Arkansas darter
- Conservation status: Near Threatened (IUCN 3.1)

Scientific classification
- Kingdom: Animalia
- Phylum: Chordata
- Class: Actinopterygii
- Order: Perciformes
- Family: Percidae
- Genus: Etheostoma
- Species: E. cragini
- Binomial name: Etheostoma cragini C. H. Gilbert, 1885

= Arkansas darter =

- Authority: C. H. Gilbert, 1885
- Conservation status: NT

Species of fish

The Arkansas darter (Etheostoma cragini) is a species of freshwater ray-finned fish, a darter from the subfamily Etheostomatinae, part of the family Percidae, which also contains the perches, ruffes and pikeperches. It is endemic to the United States where it is found in Kansas, Arkansas, Missouri, Colorado, and Oklahoma.

==Description==
The Arkansas darter has an olive-brown dorsal surface spotted with fine black markings, and a yellowish-white underside except that in males during the breeding season, the belly turns bright orange.
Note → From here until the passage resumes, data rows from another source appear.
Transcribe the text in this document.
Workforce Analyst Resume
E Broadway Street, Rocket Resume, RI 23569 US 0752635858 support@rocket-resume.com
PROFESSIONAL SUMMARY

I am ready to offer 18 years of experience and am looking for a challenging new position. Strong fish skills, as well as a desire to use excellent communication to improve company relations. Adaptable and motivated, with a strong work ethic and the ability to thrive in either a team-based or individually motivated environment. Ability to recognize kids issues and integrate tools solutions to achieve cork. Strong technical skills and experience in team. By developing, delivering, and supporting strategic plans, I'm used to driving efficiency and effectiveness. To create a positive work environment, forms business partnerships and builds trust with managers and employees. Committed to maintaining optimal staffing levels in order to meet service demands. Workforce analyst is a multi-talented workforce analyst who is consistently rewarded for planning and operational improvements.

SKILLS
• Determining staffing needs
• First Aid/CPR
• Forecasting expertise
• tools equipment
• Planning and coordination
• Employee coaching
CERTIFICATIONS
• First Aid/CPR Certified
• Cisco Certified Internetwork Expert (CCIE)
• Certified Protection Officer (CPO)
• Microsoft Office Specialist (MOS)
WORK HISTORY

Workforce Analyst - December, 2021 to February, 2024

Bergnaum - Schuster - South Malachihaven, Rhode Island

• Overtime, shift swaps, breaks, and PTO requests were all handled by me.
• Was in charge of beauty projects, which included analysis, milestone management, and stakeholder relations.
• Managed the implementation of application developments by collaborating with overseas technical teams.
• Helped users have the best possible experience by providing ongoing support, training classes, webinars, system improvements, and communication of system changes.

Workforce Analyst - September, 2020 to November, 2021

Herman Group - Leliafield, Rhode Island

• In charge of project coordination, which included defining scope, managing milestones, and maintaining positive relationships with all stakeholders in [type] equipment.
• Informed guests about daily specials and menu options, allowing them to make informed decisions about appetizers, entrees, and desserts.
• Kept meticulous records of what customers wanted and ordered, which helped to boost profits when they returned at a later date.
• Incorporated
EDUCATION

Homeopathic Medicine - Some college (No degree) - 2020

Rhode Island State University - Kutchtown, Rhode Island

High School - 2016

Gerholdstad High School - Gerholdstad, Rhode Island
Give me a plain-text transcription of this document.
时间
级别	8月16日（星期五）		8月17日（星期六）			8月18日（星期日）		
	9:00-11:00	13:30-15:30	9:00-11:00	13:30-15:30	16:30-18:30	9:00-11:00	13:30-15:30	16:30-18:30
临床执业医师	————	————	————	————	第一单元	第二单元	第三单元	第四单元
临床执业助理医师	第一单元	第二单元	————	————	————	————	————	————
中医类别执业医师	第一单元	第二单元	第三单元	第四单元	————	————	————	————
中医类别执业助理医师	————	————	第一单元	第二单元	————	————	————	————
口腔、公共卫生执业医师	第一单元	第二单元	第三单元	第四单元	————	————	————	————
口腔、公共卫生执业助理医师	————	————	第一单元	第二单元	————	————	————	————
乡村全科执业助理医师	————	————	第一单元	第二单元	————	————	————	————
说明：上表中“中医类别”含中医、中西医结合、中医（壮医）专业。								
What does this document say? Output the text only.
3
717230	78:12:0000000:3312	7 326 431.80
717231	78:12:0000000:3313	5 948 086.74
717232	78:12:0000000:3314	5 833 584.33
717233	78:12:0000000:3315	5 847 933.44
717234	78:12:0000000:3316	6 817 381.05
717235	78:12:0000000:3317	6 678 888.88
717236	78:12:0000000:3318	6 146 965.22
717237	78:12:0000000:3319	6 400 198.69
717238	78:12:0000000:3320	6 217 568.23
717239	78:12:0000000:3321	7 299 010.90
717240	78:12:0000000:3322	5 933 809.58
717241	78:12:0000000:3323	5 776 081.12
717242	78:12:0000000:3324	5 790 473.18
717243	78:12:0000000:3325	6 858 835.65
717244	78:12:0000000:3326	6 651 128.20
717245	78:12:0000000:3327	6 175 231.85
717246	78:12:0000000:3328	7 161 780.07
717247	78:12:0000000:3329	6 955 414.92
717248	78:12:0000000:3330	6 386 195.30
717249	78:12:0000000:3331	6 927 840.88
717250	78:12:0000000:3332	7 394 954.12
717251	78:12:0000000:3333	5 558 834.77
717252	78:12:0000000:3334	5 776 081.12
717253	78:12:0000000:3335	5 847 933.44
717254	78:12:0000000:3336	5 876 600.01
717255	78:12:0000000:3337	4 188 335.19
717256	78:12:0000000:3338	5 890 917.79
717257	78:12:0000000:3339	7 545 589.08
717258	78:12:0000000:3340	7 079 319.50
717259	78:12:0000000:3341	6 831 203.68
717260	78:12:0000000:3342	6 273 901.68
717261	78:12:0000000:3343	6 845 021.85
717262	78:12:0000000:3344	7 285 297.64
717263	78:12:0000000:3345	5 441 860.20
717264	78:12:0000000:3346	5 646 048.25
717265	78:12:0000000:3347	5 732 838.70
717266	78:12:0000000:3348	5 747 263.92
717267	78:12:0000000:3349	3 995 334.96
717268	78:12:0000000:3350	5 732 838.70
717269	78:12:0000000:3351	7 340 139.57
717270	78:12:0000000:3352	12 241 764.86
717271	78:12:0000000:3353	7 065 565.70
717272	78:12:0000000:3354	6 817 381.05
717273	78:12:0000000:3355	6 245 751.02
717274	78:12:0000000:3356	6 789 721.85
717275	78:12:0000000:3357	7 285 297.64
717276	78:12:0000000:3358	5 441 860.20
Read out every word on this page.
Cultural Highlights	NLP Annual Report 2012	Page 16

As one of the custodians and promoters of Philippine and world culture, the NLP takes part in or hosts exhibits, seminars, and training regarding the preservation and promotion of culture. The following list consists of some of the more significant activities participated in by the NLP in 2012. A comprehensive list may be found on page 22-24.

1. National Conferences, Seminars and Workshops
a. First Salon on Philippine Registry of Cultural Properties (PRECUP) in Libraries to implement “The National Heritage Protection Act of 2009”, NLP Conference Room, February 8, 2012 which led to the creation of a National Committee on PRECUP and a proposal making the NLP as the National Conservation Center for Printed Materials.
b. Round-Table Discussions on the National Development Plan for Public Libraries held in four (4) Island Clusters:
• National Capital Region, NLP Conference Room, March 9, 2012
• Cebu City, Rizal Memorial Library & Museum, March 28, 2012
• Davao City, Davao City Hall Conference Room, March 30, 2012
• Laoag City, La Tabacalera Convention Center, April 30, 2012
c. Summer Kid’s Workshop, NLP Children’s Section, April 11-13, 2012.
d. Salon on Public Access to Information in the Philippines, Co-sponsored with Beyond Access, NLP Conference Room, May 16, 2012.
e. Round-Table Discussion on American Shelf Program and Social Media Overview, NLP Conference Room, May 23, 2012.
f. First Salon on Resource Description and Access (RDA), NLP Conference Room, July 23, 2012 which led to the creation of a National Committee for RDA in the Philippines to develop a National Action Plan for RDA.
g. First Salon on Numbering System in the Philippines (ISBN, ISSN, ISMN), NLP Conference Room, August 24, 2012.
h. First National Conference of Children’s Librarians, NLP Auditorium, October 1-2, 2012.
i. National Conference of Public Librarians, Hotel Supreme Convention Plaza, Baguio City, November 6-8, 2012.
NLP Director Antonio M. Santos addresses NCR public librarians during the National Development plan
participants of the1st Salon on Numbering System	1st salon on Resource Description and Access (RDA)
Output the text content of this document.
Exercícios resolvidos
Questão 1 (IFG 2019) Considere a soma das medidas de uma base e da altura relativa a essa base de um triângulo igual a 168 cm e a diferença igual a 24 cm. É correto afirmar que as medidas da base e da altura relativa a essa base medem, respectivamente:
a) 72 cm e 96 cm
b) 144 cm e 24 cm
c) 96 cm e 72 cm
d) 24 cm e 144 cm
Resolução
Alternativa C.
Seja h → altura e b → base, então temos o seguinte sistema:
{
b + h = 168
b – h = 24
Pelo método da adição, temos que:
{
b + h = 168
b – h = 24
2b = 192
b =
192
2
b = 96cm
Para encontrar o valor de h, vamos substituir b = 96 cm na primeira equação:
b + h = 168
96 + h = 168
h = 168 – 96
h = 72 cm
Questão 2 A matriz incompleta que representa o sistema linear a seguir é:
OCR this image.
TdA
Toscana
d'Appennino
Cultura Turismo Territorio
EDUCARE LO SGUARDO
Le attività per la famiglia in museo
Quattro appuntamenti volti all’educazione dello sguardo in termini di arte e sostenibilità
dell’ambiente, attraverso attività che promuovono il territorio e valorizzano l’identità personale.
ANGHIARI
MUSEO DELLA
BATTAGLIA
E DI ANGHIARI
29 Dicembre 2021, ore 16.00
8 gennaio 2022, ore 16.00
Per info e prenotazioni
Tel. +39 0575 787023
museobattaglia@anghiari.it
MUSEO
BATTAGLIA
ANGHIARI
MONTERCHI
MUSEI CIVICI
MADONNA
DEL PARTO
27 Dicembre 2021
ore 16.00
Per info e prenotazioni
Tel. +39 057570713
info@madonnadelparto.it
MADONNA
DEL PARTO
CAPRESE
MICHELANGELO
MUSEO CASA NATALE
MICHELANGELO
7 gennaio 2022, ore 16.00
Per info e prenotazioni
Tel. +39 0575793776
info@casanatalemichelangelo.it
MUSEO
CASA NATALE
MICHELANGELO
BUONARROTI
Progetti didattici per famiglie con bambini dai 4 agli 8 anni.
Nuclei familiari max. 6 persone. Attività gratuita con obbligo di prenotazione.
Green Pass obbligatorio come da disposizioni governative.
It has a blackish wedge-shaped blotch beneath its eye and there are 12 to 14 dark stripes along the sides. This species reaches a maximum size of 6 cm.

==Distribution==
The Arkansas darter, despite its name, is primarily found in Kansas. However, its range encompasses the Arkansas River drainage system and this extends into eastern Colorado, southwestern Missouri, northeastern Arkansas and north-central Oklahoma, as well.

==Behavior==
The Arkansas darter moves up and down stream by as much as several kilometers in accordance with varying water flows. It feeds on small insects and their larvae and sometimes consumes plant material such as seeds. It reaches sexual maturity at about a year and spawns during the spring and summer. The eggs are laid in shallow water on gravel bottoms in open areas or among organic debris accumulations.

==Status==
The IUCN lists the Arkansas darter as being Near Threatened. It has a limited distribution and threats to this species include the lowering of the water level in streams resulting from groundwater pumping in the western part of its range, and potential development pressures in the eastern part. Drought can also cause water levels to fall and runoff from feed lots may cause pollution.